Barksdale played in the Carpenter Cup Classic, a tournament organized by the Philadelphia Phillies that showcases area high school baseball players, his senior year. Valli saw him play and caught up with him afterward, telling Barksdale that he believed he had a chance to play professional baseball.
“At first, I thought, ‘Yeah, right. I have no shot,’” Barksdale said. “But then in the middle of the summer, I switched over. I had thoughts that maybe I could play, that maybe I could do this.”
By that time, college baseball recruiting was over, so Barksdale followed Valli first to Gloucester and then to Temple.
Now, Barksdale will spend the next six months preparing for Spring Training in Kissimmee, Fla., with the Astros.

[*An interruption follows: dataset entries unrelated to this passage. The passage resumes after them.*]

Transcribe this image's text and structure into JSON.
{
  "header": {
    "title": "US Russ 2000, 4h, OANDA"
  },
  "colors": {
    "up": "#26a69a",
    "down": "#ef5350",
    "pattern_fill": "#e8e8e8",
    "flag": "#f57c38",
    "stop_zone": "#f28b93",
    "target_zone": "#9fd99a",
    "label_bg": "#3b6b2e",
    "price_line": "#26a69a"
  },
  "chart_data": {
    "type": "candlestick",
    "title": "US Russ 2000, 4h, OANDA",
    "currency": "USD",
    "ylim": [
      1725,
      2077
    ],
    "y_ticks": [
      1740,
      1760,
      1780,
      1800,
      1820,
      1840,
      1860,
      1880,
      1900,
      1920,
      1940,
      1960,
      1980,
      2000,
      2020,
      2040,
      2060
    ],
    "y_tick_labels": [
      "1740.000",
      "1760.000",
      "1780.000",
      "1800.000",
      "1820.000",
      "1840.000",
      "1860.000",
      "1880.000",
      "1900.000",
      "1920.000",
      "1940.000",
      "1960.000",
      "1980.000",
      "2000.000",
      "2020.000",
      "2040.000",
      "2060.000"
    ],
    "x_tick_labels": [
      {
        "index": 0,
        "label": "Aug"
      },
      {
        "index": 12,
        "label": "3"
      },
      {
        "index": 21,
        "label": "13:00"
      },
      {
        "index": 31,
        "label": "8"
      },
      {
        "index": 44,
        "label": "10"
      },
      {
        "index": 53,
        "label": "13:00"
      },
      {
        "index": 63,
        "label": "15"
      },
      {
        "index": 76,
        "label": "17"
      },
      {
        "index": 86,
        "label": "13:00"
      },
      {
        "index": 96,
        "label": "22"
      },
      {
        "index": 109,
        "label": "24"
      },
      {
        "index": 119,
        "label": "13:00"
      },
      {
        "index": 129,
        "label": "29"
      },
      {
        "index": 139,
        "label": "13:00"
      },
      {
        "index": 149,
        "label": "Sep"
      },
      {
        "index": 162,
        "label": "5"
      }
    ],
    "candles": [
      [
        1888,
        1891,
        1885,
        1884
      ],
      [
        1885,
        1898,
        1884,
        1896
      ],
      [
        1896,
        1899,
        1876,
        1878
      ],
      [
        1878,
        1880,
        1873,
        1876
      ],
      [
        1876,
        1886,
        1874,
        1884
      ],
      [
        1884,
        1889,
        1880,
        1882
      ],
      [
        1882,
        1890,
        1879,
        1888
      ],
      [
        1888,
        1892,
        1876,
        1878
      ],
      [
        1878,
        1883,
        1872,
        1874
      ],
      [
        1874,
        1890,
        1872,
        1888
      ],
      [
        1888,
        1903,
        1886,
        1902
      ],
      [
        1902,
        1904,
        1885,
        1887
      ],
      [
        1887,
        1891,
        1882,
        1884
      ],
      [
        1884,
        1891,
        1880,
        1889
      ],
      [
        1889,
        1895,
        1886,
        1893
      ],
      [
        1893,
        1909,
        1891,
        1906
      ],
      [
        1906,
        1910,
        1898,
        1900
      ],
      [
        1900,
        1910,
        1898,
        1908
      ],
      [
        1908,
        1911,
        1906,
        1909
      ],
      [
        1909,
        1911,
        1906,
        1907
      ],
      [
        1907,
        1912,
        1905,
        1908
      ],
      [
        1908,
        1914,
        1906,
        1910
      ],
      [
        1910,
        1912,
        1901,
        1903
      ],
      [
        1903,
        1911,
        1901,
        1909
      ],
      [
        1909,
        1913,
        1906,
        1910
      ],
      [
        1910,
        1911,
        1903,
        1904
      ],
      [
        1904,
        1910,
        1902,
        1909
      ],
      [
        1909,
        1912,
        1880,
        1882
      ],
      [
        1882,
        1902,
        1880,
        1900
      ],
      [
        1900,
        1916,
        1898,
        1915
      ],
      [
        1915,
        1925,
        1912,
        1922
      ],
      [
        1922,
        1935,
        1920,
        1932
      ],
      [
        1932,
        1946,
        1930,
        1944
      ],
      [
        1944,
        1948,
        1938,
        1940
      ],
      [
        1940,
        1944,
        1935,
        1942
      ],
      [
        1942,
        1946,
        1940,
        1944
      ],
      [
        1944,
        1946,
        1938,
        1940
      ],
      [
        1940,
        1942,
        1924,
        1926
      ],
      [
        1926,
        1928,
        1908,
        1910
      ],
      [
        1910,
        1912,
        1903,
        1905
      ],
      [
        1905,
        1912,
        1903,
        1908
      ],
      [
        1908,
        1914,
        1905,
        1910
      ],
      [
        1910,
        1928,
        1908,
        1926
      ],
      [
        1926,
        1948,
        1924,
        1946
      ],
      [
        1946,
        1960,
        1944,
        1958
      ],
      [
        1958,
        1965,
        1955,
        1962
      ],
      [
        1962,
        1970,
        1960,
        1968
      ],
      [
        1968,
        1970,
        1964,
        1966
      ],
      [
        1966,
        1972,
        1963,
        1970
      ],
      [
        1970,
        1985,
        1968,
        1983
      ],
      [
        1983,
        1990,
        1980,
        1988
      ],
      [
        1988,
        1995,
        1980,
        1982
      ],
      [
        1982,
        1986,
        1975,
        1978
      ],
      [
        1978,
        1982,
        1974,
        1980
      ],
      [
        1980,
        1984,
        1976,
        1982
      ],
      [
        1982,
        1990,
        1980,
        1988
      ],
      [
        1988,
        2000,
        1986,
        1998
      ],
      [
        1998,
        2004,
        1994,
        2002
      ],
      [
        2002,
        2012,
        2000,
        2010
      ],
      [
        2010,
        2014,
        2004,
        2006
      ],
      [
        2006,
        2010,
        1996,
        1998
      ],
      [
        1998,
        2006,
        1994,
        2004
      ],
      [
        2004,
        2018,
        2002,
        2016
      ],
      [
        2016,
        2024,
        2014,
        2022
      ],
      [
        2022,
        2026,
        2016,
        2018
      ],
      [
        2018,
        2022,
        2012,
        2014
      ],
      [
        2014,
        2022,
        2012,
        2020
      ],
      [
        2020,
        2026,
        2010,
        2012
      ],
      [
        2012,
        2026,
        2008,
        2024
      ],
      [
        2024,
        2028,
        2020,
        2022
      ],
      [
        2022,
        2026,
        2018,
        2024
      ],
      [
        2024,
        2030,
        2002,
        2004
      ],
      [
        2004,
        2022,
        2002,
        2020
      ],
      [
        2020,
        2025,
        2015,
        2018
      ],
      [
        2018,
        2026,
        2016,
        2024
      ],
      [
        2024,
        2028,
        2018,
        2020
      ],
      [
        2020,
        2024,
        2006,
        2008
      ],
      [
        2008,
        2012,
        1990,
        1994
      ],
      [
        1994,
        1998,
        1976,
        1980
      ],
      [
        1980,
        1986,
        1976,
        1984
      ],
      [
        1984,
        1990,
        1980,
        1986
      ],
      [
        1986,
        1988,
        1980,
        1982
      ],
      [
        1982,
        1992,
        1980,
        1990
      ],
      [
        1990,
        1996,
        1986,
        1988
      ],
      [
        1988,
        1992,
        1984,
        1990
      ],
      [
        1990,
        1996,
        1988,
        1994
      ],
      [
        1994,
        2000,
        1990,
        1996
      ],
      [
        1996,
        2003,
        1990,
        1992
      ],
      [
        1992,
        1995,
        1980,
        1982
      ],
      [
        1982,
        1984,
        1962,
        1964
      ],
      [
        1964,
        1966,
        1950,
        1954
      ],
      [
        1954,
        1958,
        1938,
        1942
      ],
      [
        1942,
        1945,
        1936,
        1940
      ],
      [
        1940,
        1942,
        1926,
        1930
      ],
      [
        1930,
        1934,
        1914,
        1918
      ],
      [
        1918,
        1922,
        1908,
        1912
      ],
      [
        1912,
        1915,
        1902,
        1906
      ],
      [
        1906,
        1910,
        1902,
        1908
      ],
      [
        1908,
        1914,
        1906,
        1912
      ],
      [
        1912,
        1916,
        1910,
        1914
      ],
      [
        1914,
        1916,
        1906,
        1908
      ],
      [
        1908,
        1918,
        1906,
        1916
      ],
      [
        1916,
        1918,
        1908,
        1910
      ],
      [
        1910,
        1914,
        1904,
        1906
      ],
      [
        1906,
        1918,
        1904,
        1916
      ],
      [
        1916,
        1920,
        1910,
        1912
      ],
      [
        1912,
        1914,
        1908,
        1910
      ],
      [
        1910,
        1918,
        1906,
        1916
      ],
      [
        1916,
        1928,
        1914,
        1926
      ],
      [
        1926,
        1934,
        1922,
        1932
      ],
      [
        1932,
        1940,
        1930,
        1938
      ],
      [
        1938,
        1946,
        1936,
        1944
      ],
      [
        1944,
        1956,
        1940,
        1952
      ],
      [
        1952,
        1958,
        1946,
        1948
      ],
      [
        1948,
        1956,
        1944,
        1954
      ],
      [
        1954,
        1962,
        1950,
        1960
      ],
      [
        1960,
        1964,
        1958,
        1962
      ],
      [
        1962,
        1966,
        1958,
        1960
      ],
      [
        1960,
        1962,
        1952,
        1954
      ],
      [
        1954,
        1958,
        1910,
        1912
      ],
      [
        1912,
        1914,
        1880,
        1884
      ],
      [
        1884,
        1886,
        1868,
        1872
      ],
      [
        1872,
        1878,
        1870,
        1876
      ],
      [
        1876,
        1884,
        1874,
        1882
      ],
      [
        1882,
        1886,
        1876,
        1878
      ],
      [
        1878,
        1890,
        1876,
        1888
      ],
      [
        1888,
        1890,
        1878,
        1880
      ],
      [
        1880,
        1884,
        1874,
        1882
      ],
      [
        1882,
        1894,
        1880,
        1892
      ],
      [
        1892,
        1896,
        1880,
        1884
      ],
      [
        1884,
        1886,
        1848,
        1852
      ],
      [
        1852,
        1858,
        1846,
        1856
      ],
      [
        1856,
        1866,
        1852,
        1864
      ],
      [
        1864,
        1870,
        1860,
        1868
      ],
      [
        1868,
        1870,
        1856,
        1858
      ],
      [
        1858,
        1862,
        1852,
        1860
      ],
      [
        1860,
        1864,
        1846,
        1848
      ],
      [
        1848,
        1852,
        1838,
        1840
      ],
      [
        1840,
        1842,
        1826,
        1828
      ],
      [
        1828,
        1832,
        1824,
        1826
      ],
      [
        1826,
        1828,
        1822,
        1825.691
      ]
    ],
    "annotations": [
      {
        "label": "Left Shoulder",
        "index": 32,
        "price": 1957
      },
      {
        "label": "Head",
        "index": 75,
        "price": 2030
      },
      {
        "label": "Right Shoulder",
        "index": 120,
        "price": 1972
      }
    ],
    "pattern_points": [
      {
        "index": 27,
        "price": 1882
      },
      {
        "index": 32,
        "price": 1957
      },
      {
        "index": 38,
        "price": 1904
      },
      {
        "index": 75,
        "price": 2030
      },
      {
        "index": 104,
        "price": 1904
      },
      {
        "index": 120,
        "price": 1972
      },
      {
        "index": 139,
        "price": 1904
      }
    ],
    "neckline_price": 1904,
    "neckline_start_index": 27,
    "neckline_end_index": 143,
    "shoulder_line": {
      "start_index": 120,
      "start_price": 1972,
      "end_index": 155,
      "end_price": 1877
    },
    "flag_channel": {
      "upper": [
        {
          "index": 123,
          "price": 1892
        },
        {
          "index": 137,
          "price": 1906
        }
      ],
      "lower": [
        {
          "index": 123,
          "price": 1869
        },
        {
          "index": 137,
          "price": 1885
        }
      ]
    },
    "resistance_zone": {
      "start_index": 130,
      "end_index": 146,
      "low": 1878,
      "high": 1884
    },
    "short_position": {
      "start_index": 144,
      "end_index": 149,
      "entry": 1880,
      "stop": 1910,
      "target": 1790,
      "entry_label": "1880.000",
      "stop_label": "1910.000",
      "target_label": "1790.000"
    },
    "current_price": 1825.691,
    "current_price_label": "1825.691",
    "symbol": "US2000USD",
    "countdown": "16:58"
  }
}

He met general manager Ed Wade and retired catcher/second baseman Craig Biggio there during a predraft workout but hopes to hold in-depth conversations with them in March, when he will learn whether he will spend another season with the ValleyCats or advance a level.
In the meantime, Barksdale starts rehabilitation on his knee next week. He’ll spend three to four weeks on crutches. The total recovery time is estimated at four to six weeks.
“It’s a little sore right now, but I’m recovering,” Barksdale said. “I still don’t really know how I injured it. I was just warming up before a game, and it locked on me. But the doctors said there’s no way I tore it that day, that it had to have torn before then. Once I’ve recovered, I’ll go work out and go hit with the guys at Temple.”
Barksdale, who started out as a kinesiology major but switched to history, needs about a semester’s worth of classes to graduate with a bachelor’s degree.
“Right now, I’m going to try to graduate, but hopefully, I won’t need my degree any time soon,” he said. “I’m going to seriously pursue baseball first for as long as I can.”